En büyük dış ticaret açığını da Çin'e karşı verdik. Her yıl Çin'e karşı 18 milyar dolar ile 20 milyar dolar arasında dış ticaret açığı veriyoruz
Dünyada en büyük yolsuzluk Çin'de oluyor. Çin devletinin yurt dışında yaptığı yatırımları, fuarları, ticari işlemleri devlet adına Çin memurları yapıyor. Bunlar da ilgili ülkelerden faturaları gerçeğinden daha yüksek alıyorlar.
Türkiye, Çin'den teknoloji ve yatırım malı ithal etmiyor. İsterse ithalatını kısabilir. Kota uygulayabilir. Ama yapmıyor.
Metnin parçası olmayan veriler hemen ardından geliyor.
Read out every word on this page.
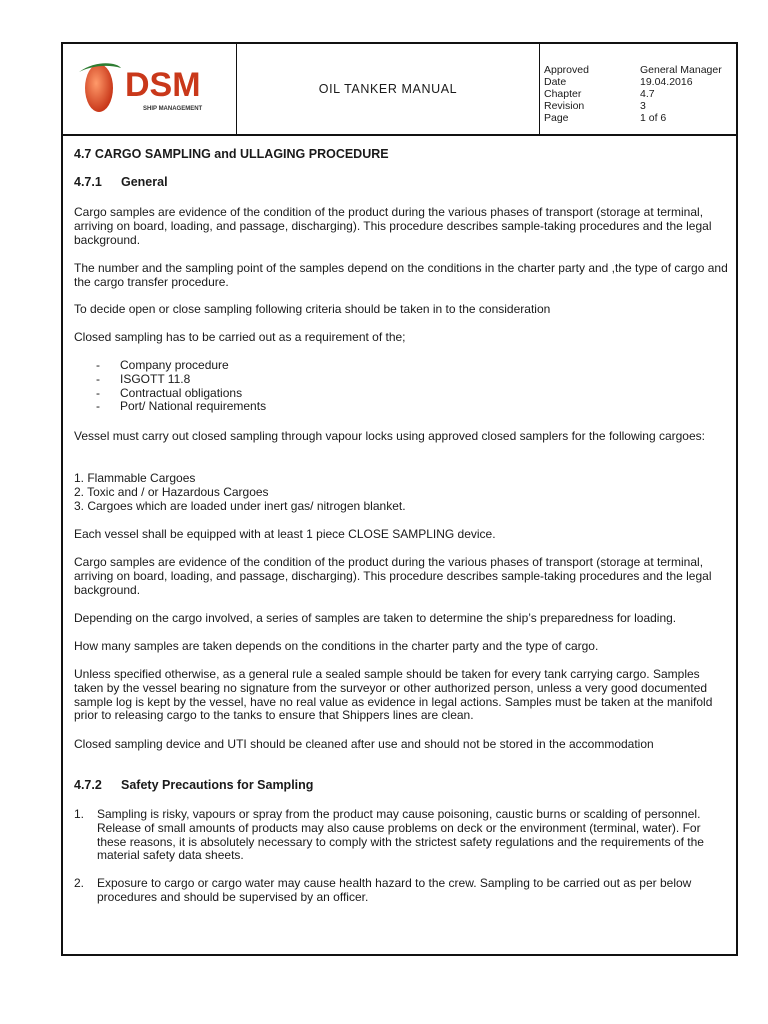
DSM
SHIP MANAGEMENT
OIL TANKER MANUAL
Approved	General Manager
Date	19.04.2016
Chapter	4.7
Revision	3
Page	1 of 6
4.7 CARGO SAMPLING and ULLAGING PROCEDURE
4.7.1 General

Cargo samples are evidence of the condition of the product during the various phases of transport (storage at terminal, arriving on board, loading, and passage, discharging). This procedure describes sample-taking procedures and the legal background.

The number and the sampling point of the samples depend on the conditions in the charter party and ,the type of cargo and the cargo transfer procedure.

To decide open or close sampling following criteria should be taken in to the consideration

Closed sampling has to be carried out as a requirement of the;

- Company procedure
- ISGOTT 11.8
- Contractual obligations
- Port/ National requirements

Vessel must carry out closed sampling through vapour locks using approved closed samplers for the following cargoes:

1. Flammable Cargoes
2. Toxic and / or Hazardous Cargoes
3. Cargoes which are loaded under inert gas/ nitrogen blanket.

Each vessel shall be equipped with at least 1 piece CLOSE SAMPLING device.

Cargo samples are evidence of the condition of the product during the various phases of transport (storage at terminal, arriving on board, loading, and passage, discharging). This procedure describes sample-taking procedures and the legal background.

Depending on the cargo involved, a series of samples are taken to determine the ship’s preparedness for loading.

How many samples are taken depends on the conditions in the charter party and the type of cargo.

Unless specified otherwise, as a general rule a sealed sample should be taken for every tank carrying cargo. Samples taken by the vessel bearing no signature from the surveyor or other authorized person, unless a very good documented sample log is kept by the vessel, have no real value as evidence in legal actions. Samples must be taken at the manifold prior to releasing cargo to the tanks to ensure that Shippers lines are clean.

Closed sampling device and UTI should be cleaned after use and should not be stored in the accommodation

4.7.2 Safety Precautions for Sampling
1. Sampling is risky, vapours or spray from the product may cause poisoning, caustic burns or scalding of personnel. Release of small amounts of products may also cause problems on deck or the environment (terminal, water). For these reasons, it is absolutely necessary to comply with the strictest safety regulations and the requirements of the material safety data sheets.
2. Exposure to cargo or cargo water may cause health hazard to the crew. Sampling to be carried out as per below procedures and should be supervised by an officer.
Ben yıllardır Çin'e karşı yeni bir dış ticaret politikası öneriyorum. Ancak anlaşılıyor ki, içeride Çin lobisi buna izin vermiyor. Çin lobisi rant sağlayacak diye Türkiye yoksullaşıyor.
Şubat ayı verilerine göre; Türkiye ihracatının yüzde 42,9'unu AB'ye yapmış. AB'ye karşı dış ticaret açığımız yok. Şubat dış ticaret açığı 3,3 milyar dolardır. Aynı ayda Çin'e karşı 2 milyar dolar açık vermişiz. Bu açık şubat ayı dış ticaret açığının yüzde 60'ını oluşturuyor.
Yine şubat ayında, Rusya'ya karşı verdiğimiz dış ticaret açığı da 1,3 milyar dolardır. Aylık dış ticaret açığı içindeki payı yüzde 40'tır.
Yani dış ticaret açığının yüzde yüzünü Çin ve Rusya'ya veriyoruz. Rusya'dan doğal gaz alıyoruz ve fakat Avrupa'ya satılan gazın çok üstünde fiyatla alıyoruz. Arada kim var, neden pahalı alıyoruz? Bunları muhalefetin araştırması gerekir.
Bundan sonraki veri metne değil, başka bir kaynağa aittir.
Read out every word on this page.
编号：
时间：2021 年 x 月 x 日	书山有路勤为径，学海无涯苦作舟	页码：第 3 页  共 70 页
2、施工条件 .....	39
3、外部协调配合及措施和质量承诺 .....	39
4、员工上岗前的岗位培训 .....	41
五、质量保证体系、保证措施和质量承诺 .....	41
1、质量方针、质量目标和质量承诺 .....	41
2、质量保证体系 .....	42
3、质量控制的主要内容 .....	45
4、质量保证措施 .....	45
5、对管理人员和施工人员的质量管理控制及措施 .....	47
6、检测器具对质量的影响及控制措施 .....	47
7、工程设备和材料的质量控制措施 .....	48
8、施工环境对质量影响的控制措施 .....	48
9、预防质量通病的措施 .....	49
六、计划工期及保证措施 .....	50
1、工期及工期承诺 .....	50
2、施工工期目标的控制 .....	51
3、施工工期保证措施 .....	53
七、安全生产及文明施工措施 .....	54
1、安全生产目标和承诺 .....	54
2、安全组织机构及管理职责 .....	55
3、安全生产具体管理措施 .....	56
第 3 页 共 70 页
Türkiye kur sorununu ve günübirlik politikaları tartışmaktan, buz dağının altında kalan bu sorunları tartışamıyor.
Dış ticaret açığı ve cari açık tuzağından kurtulmak hiç zor değil.

1- Türkiye dış ticaret politikasını değiştirmelidir. Çin'e kota uygulamalıdır. Rusya ile olan doğal gaz anlaşmasını yenilemelidir. Rusya ile nasıl bir doğal gaz anlaşması yapıldığı kamuoyuna açıklanmalıdır.
Üretim dışa bağımlı olmaktan kurtarılmalıdır. Halen imalat sanayisinde ithal girdi oranı yüzde 40'ın üstündedir. İhracat malı üretim sektöründe de yüzde 70'tir. Bu oranların yüzde on seviyesine çekilmesi gerekiyor. Nasıl olur?
Dalgalı kur politikasını değiştirerek, kırılganlığı önlemesi gerekir.

2- Girdi olan ara malı ve ham maddeyi Türkiye'de üretmesi gerekir. Bunun için de bu alanda önce güven, sonra yüksek teşvikler verilmelidir. Gerekirse devlet geçici bir süre piyasaya girmelidir.
Bunları bugünkü iktidar yapar mı? Yapamaz. Başkanlık sistemi ile siyasi iktidarı destekleyen muhafazakar taban azaldı. Şimdi tabanda siyasi İslam daha etkilidir. Bunların derdi, davadır. Dava için kaynak sağlamaktır.
MHP'ye gelince; MHP, ekonomik sorunları her zaman önemsiz görmüştür. İşsizleri ve yoksulları görebilme ufku da yoktur.

Kısaca bu iktidar dış ticarette Çin ve Rusya hegemonyasını çözemez. Çözüm halkın bilinçlenmesinden geçer.